Friday, January 20, 2012

Jazz in Shanghai

My first day alone in China was spent with an entire morning buried underneath the covers begging the heat to turn on so I could peek outside. I finally dared myself to tiptoe out of bed and to do something Chinese. I started by eating dumplings…again.





I decided to explore the famous Shanghai Pearl Market.

Four stories high, the pearl market was vast and glittering. I knew nothing about pearls. Had never even seen anyone in my family wearing them. So I started slow, asking each store for a bit more information about pearls so I could make an educated decision. I went around the entire store once, trying things on and feeling the pearls. I made several purchases for friends and family and picked out a 3 stranded pearl necklace with a Jade (the diamond of china) clasp for myself to wear at the wedding. It’s beautiful.

I was meeting a friend, Emma, for dinner. Emma and I met in college and she has since moved to Shanghai to teach English. We met at a bar and I got to order the first salad I have had in 6 months. And after two round of lychee martinis called it a night, said goodbye to Emma and head home.

The next day I was determined to make more of myself and time. I went to the Soft Fabric market to pick up my coat and dress fitted to me exactly. Took the metro to the famous Yuan Garden where I walked among gargoyles and paid too much money for a hand painted fan. I walked nearly across the city looking into fruit shops, laundry hanging above the streets out of windows and at men clinking beer bottles in steamy little restaurants. I went into a boutique alley lit from above with Christmas lights. There were lots of little photography shops and I went into a DIY teddy bear making gallery/restaurant.





I stopped at a restaurant called “Communism.” The walls were red and yellow and Mau was omnipresent. I chose from a wine from the Wine Democracy list and made friends with a few Australians that sat to my right. They were playing the Wind Cries Mary and I felt warm.

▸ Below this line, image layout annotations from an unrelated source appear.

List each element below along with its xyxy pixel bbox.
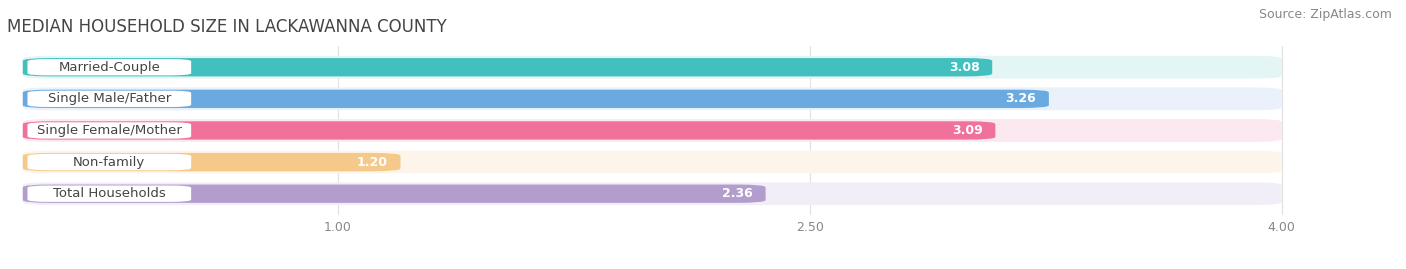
Text: Total Households: Total Households	[53, 187, 166, 200]
FancyBboxPatch shape	[22, 56, 1282, 79]
FancyBboxPatch shape	[28, 59, 191, 75]
FancyBboxPatch shape	[22, 119, 1282, 142]
Text: 3.09: 3.09	[952, 124, 983, 137]
Text: 1.20: 1.20	[357, 155, 388, 169]
Text: Single Female/Mother: Single Female/Mother	[37, 124, 181, 137]
Text: 3.08: 3.08	[949, 61, 980, 74]
FancyBboxPatch shape	[22, 87, 1282, 110]
FancyBboxPatch shape	[28, 154, 191, 170]
FancyBboxPatch shape	[22, 121, 995, 140]
Text: 3.26: 3.26	[1005, 92, 1036, 105]
FancyBboxPatch shape	[22, 90, 1049, 108]
Text: MEDIAN HOUSEHOLD SIZE IN LACKAWANNA COUNTY: MEDIAN HOUSEHOLD SIZE IN LACKAWANNA COUN…	[7, 18, 447, 36]
FancyBboxPatch shape	[28, 91, 191, 107]
FancyBboxPatch shape	[22, 182, 1282, 205]
Text: Source: ZipAtlas.com: Source: ZipAtlas.com	[1258, 8, 1392, 21]
Text: 2.36: 2.36	[723, 187, 754, 200]
FancyBboxPatch shape	[22, 58, 993, 76]
FancyBboxPatch shape	[22, 185, 766, 203]
Text: Single Male/Father: Single Male/Father	[48, 92, 172, 105]
FancyBboxPatch shape	[22, 153, 401, 171]
Text: Non-family: Non-family	[73, 155, 145, 169]
FancyBboxPatch shape	[28, 122, 191, 139]
FancyBboxPatch shape	[28, 186, 191, 202]
Text: Married-Couple: Married-Couple	[59, 61, 160, 74]
FancyBboxPatch shape	[22, 151, 1282, 174]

Warm enough to take a metro to the Peace Hotel I had been days earlier. Warm enough to pay the $20 for an entrance fee and sit at the bar and order a dirty martini (gin-with a splash of vermouth and tobasco). I sat like I didn’t have traveling clothes on and hiking shoes, but like I had a long red dress and Richard Gere across the room. The “Old Jazz Band” was so cute and old that I laughed out loud. They played strictly by the notes and charmed a room of Old Chinese with real money. No smiles allowed.



My red dress fantasy became more real with the more martinis I ordered. The next band came on and they were smooth. So smooth they lubricated the air. They were a young band from New York in Shanghai to live like Artists—but not the starving kind. I listened to them play and the Bangladeshi rice paddies seemed so far away. It was the kind of band that got the bartenders pouring in rhythm. I smiled when they started to rap Outkast. Wrinkles next to me didn’t get it.

During the break I met all the members. Listened to their short stories and large egos. When I listen to jazz, snapping fingers and nodding heads isn’t good enough for me. I asked the man next to me if he wanted to dance. And in Shanghai, at the peace hotel, I swang and swung and swooned.

The band closed up to a now empty room at midnight. The bartenders left their shifts and we all sat around a long table drinking free whiskey from the bar. I talked particularly closely to the saxophone player. He played like a young Charlie Parker and his kiss was almost as good as his playing.